Arizona citizens will be voting this fall on a ballot measure that would

require legislative approval for any regulation that the state Office of Economic Opportunity projects would impose costs of $500,000 or more over a five-year period. Lawmakers or anyone subject to the proposed rule could request a cost estimate. If lawmakers failed to ratify the rule before the end of the legislative session, the promulgating state agency would have to issue a notice of termination.

That seems entirely reasonable, restricting as it does unelected bureaucrats in unelected “independent” State agencies from acting on their own recognizance to limit citizen activities.

However.

Republicans hold a majority in the Arizona House and Senate and this year passed a bill to require legislative approval for costly regulations. Democratic Governor Katie Hobbs vetoed it, claiming such a check “would create an unnecessary burden on state agencies that would inhibit their ability to carry out duties in a timely manner.”

And

Two Arizona Sierra Club chapters betray what opponents fear when they claim Prop. 315 “undermines the autonomy of state agencies.”

The Sierra Club chapters’ managers have said the quiet part out loud.

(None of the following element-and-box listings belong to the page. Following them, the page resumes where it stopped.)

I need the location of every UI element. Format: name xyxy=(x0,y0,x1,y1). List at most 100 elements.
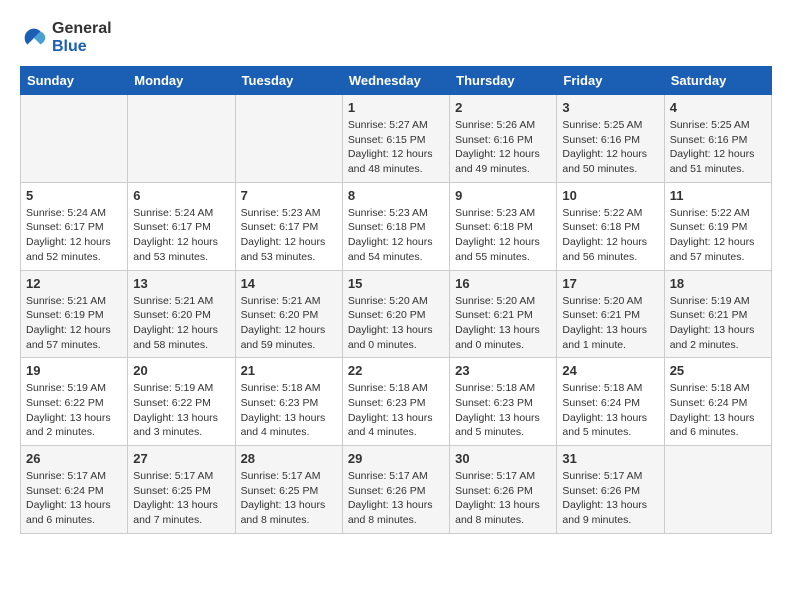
day-info: Sunrise: 5:21 AM Sunset: 6:20 PM Dayligh… xyxy=(241,294,337,353)
header-tuesday: Tuesday xyxy=(235,67,342,95)
calendar-cell xyxy=(21,95,128,183)
day-info: Sunrise: 5:20 AM Sunset: 6:20 PM Dayligh… xyxy=(348,294,444,353)
calendar-cell: 14 Sunrise: 5:21 AM Sunset: 6:20 PM Dayli… xyxy=(235,270,342,358)
header-monday: Monday xyxy=(128,67,235,95)
day-number: 14 xyxy=(241,276,337,291)
day-info: Sunrise: 5:25 AM Sunset: 6:16 PM Dayligh… xyxy=(562,118,658,177)
day-number: 8 xyxy=(348,188,444,203)
day-number: 11 xyxy=(670,188,766,203)
day-number: 20 xyxy=(133,363,229,378)
day-info: Sunrise: 5:18 AM Sunset: 6:23 PM Dayligh… xyxy=(348,381,444,440)
day-info: Sunrise: 5:17 AM Sunset: 6:24 PM Dayligh… xyxy=(26,469,122,528)
day-info: Sunrise: 5:19 AM Sunset: 6:21 PM Dayligh… xyxy=(670,294,766,353)
page-header: General Blue xyxy=(20,20,772,56)
day-info: Sunrise: 5:17 AM Sunset: 6:25 PM Dayligh… xyxy=(133,469,229,528)
calendar-cell: 31 Sunrise: 5:17 AM Sunset: 6:26 PM Dayli… xyxy=(557,446,664,534)
calendar-cell: 2 Sunrise: 5:26 AM Sunset: 6:16 PM Daylig… xyxy=(450,95,557,183)
day-number: 19 xyxy=(26,363,122,378)
day-number: 26 xyxy=(26,451,122,466)
header-wednesday: Wednesday xyxy=(342,67,449,95)
day-number: 23 xyxy=(455,363,551,378)
calendar-cell: 26 Sunrise: 5:17 AM Sunset: 6:24 PM Dayli… xyxy=(21,446,128,534)
day-info: Sunrise: 5:18 AM Sunset: 6:24 PM Dayligh… xyxy=(670,381,766,440)
day-info: Sunrise: 5:18 AM Sunset: 6:24 PM Dayligh… xyxy=(562,381,658,440)
day-info: Sunrise: 5:17 AM Sunset: 6:25 PM Dayligh… xyxy=(241,469,337,528)
day-info: Sunrise: 5:25 AM Sunset: 6:16 PM Dayligh… xyxy=(670,118,766,177)
day-number: 22 xyxy=(348,363,444,378)
header-thursday: Thursday xyxy=(450,67,557,95)
day-number: 15 xyxy=(348,276,444,291)
day-info: Sunrise: 5:23 AM Sunset: 6:17 PM Dayligh… xyxy=(241,206,337,265)
calendar-cell: 6 Sunrise: 5:24 AM Sunset: 6:17 PM Daylig… xyxy=(128,182,235,270)
day-number: 4 xyxy=(670,100,766,115)
day-info: Sunrise: 5:19 AM Sunset: 6:22 PM Dayligh… xyxy=(133,381,229,440)
day-number: 10 xyxy=(562,188,658,203)
day-info: Sunrise: 5:21 AM Sunset: 6:20 PM Dayligh… xyxy=(133,294,229,353)
logo: General Blue xyxy=(20,20,112,56)
day-number: 25 xyxy=(670,363,766,378)
calendar-cell: 19 Sunrise: 5:19 AM Sunset: 6:22 PM Dayli… xyxy=(21,358,128,446)
day-number: 30 xyxy=(455,451,551,466)
day-number: 3 xyxy=(562,100,658,115)
calendar-cell: 29Sunrise: 5:17 AM Sunset: 6:26 PM Dayli… xyxy=(342,446,449,534)
calendar-cell: 12 Sunrise: 5:21 AM Sunset: 6:19 PM Dayli… xyxy=(21,270,128,358)
day-number: 28 xyxy=(241,451,337,466)
calendar-week-2: 5 Sunrise: 5:24 AM Sunset: 6:17 PM Daylig… xyxy=(21,182,772,270)
calendar-week-5: 26 Sunrise: 5:17 AM Sunset: 6:24 PM Dayli… xyxy=(21,446,772,534)
calendar-cell: 18 Sunrise: 5:19 AM Sunset: 6:21 PM Dayli… xyxy=(664,270,771,358)
day-info: Sunrise: 5:22 AM Sunset: 6:19 PM Dayligh… xyxy=(670,206,766,265)
header-friday: Friday xyxy=(557,67,664,95)
day-info: Sunrise: 5:18 AM Sunset: 6:23 PM Dayligh… xyxy=(455,381,551,440)
calendar-cell: 23 Sunrise: 5:18 AM Sunset: 6:23 PM Dayli… xyxy=(450,358,557,446)
calendar-cell: 28 Sunrise: 5:17 AM Sunset: 6:25 PM Dayli… xyxy=(235,446,342,534)
logo-text: General Blue xyxy=(52,20,112,56)
calendar-cell: 4 Sunrise: 5:25 AM Sunset: 6:16 PM Daylig… xyxy=(664,95,771,183)
day-info: Sunrise: 5:17 AM Sunset: 6:26 PM Dayligh… xyxy=(562,469,658,528)
day-number: 5 xyxy=(26,188,122,203)
calendar-cell: 3 Sunrise: 5:25 AM Sunset: 6:16 PM Daylig… xyxy=(557,95,664,183)
day-number: 18 xyxy=(670,276,766,291)
day-number: 27 xyxy=(133,451,229,466)
calendar-week-3: 12 Sunrise: 5:21 AM Sunset: 6:19 PM Dayli… xyxy=(21,270,772,358)
calendar-cell: 22 Sunrise: 5:18 AM Sunset: 6:23 PM Dayli… xyxy=(342,358,449,446)
calendar-cell: 21 Sunrise: 5:18 AM Sunset: 6:23 PM Dayli… xyxy=(235,358,342,446)
calendar-week-4: 19 Sunrise: 5:19 AM Sunset: 6:22 PM Dayli… xyxy=(21,358,772,446)
day-info: Sunrise: 5:22 AM Sunset: 6:18 PM Dayligh… xyxy=(562,206,658,265)
day-number: 13 xyxy=(133,276,229,291)
day-info: Sunrise: 5:24 AM Sunset: 6:17 PM Dayligh… xyxy=(26,206,122,265)
day-info: Sunrise: 5:19 AM Sunset: 6:22 PM Dayligh… xyxy=(26,381,122,440)
calendar-cell xyxy=(235,95,342,183)
header-saturday: Saturday xyxy=(664,67,771,95)
day-info: Sunrise: 5:23 AM Sunset: 6:18 PM Dayligh… xyxy=(348,206,444,265)
day-number: 21 xyxy=(241,363,337,378)
day-info: Sunrise: 5:17 AM Sunset: 6:26 PM Dayligh… xyxy=(455,469,551,528)
calendar-week-1: 1Sunrise: 5:27 AM Sunset: 6:15 PM Daylig… xyxy=(21,95,772,183)
day-info: Sunrise: 5:20 AM Sunset: 6:21 PM Dayligh… xyxy=(455,294,551,353)
header-sunday: Sunday xyxy=(21,67,128,95)
day-info: Sunrise: 5:23 AM Sunset: 6:18 PM Dayligh… xyxy=(455,206,551,265)
calendar-cell: 15 Sunrise: 5:20 AM Sunset: 6:20 PM Dayli… xyxy=(342,270,449,358)
day-number: 6 xyxy=(133,188,229,203)
calendar-cell: 25 Sunrise: 5:18 AM Sunset: 6:24 PM Dayli… xyxy=(664,358,771,446)
day-number: 7 xyxy=(241,188,337,203)
calendar-cell: 8 Sunrise: 5:23 AM Sunset: 6:18 PM Daylig… xyxy=(342,182,449,270)
day-number: 12 xyxy=(26,276,122,291)
day-info: Sunrise: 5:17 AM Sunset: 6:26 PM Dayligh… xyxy=(348,469,444,528)
day-number: 24 xyxy=(562,363,658,378)
calendar-cell: 13 Sunrise: 5:21 AM Sunset: 6:20 PM Dayli… xyxy=(128,270,235,358)
calendar-cell: 5 Sunrise: 5:24 AM Sunset: 6:17 PM Daylig… xyxy=(21,182,128,270)
calendar-cell xyxy=(128,95,235,183)
day-number: 31 xyxy=(562,451,658,466)
day-info: Sunrise: 5:24 AM Sunset: 6:17 PM Dayligh… xyxy=(133,206,229,265)
calendar-cell: 30 Sunrise: 5:17 AM Sunset: 6:26 PM Dayli… xyxy=(450,446,557,534)
day-info: Sunrise: 5:20 AM Sunset: 6:21 PM Dayligh… xyxy=(562,294,658,353)
day-info: Sunrise: 5:21 AM Sunset: 6:19 PM Dayligh… xyxy=(26,294,122,353)
day-info: Sunrise: 5:26 AM Sunset: 6:16 PM Dayligh… xyxy=(455,118,551,177)
logo-icon xyxy=(20,24,48,52)
day-info: Sunrise: 5:18 AM Sunset: 6:23 PM Dayligh… xyxy=(241,381,337,440)
calendar-cell: 20 Sunrise: 5:19 AM Sunset: 6:22 PM Dayli… xyxy=(128,358,235,446)
day-number: 16 xyxy=(455,276,551,291)
day-number: 17 xyxy=(562,276,658,291)
calendar-cell: 1Sunrise: 5:27 AM Sunset: 6:15 PM Daylig… xyxy=(342,95,449,183)
day-number: 2 xyxy=(455,100,551,115)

This is the Progressive-Democrat and her Leftist…supporters…insisting that the citizenry exist to give government agencies something to do; those agencies aren’t at all beholden to the State’s citizens or their elected representatives.

As the WSJ editors put it in the link above, The issue is who decides—elected officials, or unelected regulators? Or perhaps those regulators favored by Progressive-Democrat politicians?
The Know Betters in Arizona’s governor’s office have answered that plainly. The citizens of Arizona need to apply their answer in a couple of weeks, loudly and clearly.